Peter Nelson McConnell (born April 19, 1960), also known as Peter Mc, is an American video game composer and musician, best known for his work at LucasArts and for composing the soundtracks for every Sly Cooper game since the second installment.

Biography
McConnell was born in Pittsburgh, Pennsylvania. Peter studied music as an undergraduate at Harvard University in the 1980s under Timothy Vincent Clarke, Curt Cacioppo and Ivan Tcherepnin.
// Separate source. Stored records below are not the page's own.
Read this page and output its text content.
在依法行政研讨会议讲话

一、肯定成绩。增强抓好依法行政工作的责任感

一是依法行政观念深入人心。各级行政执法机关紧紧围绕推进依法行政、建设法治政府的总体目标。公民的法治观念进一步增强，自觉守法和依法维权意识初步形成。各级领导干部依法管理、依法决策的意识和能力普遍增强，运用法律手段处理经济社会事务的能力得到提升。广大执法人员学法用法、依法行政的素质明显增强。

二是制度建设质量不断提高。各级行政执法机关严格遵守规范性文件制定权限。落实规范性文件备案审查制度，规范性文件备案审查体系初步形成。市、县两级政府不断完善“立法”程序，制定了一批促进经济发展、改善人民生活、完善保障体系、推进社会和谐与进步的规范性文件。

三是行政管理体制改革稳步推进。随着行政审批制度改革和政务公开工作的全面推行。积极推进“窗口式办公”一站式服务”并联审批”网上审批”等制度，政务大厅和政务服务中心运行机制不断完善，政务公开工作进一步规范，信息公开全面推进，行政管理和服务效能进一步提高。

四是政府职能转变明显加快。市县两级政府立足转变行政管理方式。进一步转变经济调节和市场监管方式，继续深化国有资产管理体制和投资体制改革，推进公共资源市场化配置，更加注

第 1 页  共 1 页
In Harvard McConnell befriended the future LucasArts composer Michael Land,  who composed many of the company's titles, and worked with him at the audio company Lexicon.  While beginning his career in the Sound Department at LucasArts, Land needed someone who would both compose and implement music into his second project Monkey Island 2: LeChuck's Revenge and McConnell stepped in. McConnell and Land co-invented iMUSE, LucasArts' patented interactive music system.

During his time at LucasArts, McConnell composed many soundtracks for games such as those in the Monkey Island, Indiana Jones and Star Wars series.  Notable titles from this time include Grim Fandango, scored with unique Mexican influenced jazz, klezmer and traditional film score style, and Full Throttle, featuring rock soundtrack which McConnell scored with rock group The Gone Jackals. While composing music for these two games, McConnell worked closely with Tim Schafer, who later hired him to compose scores for the titles Psychonauts, Brütal Legend, and Costume Quest for his company Double Fine Productions.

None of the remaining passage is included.